Text by Mary Pickard
Images from Scarborough Historical Society, Maine Historical Society, and Maine State Archives
To Arms! Citizens! Our Country Calls!! Come on sons of Maine! Our brethren are already in the field; why stand we here idle! Now is the time! Best chance yet offered!
An October 1861 Civil War recruiting poster used peer pressure to urge able-bodied men of Scarborough to join their brethren already in the fray. The poster also implied that benefits of signing up immediately would be better than previous offers. The recruiting officers, Charles C. G. Thornton and Horatio Hight, were Scarborough men.

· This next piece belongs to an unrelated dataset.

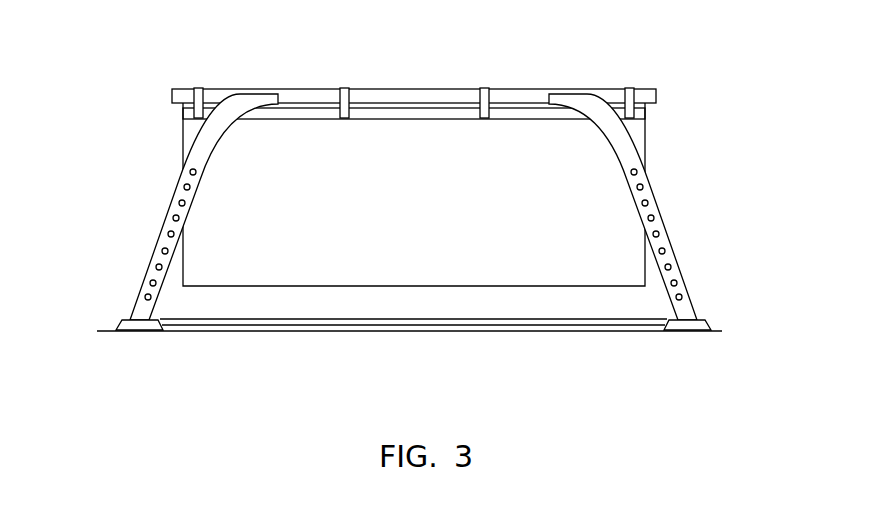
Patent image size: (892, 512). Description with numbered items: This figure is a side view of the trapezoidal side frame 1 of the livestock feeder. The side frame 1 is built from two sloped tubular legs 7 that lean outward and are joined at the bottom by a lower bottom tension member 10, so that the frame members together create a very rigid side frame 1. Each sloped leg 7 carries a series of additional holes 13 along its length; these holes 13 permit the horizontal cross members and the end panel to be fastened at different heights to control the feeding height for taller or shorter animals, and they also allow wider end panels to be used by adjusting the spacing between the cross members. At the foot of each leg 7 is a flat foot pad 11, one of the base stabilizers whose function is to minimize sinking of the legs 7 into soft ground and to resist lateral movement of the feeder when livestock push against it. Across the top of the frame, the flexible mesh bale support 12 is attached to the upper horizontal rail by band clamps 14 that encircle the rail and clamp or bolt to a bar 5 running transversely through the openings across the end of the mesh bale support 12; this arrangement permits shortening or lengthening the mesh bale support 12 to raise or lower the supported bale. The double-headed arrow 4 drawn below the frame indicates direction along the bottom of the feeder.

Most of Scarborough’s townspeople were staunch supporters of the Union, and appeals to enlist in Civil War regiments were taken seriously. Brothers, cousins, friends and neighbors answered the call. Among them were many from the Libby, Milliken, Pillsbury, Coolbroth, Rounds and Waterhouse families.
Charles Thornton, Auditor of Accounts for Scarborough, resigned his office on October 19, 1861 and enlisted on November 15, 1861.
Berry family legend tells of young Hiram, a Pillsbury family handyman, who met a Union recruiter when sent for water one day. Hiram enlisted on the spot and never returned with the water, but instead went off to war.
At the dedication of the Soldiers’ Monument in Dunstan in 1913, the Hon. Augustus Freedom Moulton remarked: “During the Civil War no town and no place surpassed the patriotic record of old Scarboro. Every quota was promptly filled. Every requisition was promptly met. The town was depleted of its young men. In all the great battles in the East, Bull Run, Fredericksburg, Antietam, Gettysburg and the rest the men from Scarboro took part, and in the far South, New Orleans, Port Hudson and Red River and elsewhere our boys were present and did their duty.”
While not unique in its response, Scarborough did meet every quota. In all, approximately 240 men from the town, which had a population of about 1,600, answered the call and served in the war.
This number included some men from other towns who signed on to fill Scarborough’s quotas and receive bounty money. Others signed on as substitutes for Scarborough men and received a commutation fee, as did Joseph Coy of Portland, a substitute for Simon Libby of Scarborough.
During the war years, town warrants seeking approval for monies needed to pay bounties, commutation fees, and support of soldiers’ families were posted in the stores of Freedom Milliken, Joseph Sherman and John Higgins.
The Town of Scarborough Annual Report, March 1863—March 1864, recorded some of these expenditures. Twenty men, three-year volunteers, were mustered in from May 25, 1862 to July 7, 1863 at a cost of $125 bounty per man, or $2,500.
Under the call for nine-month volunteers of August 4, 1862, the quota of 20 men was met again at a cost of $125 bounty per man, or $2,500. The Scarborough quota for the call of October 17, 1863 was for 40 men.
Of this group, 33 volunteered, one was drafted, 5 furnished substitutes, and 5 paid commutation, leaving Scarborough a credit of 4 men toward a future call. The 33 men were paid a bounty of $310 each; the other 11 were paid $300 each. Anticipated calls and expenses for the following year were also reported.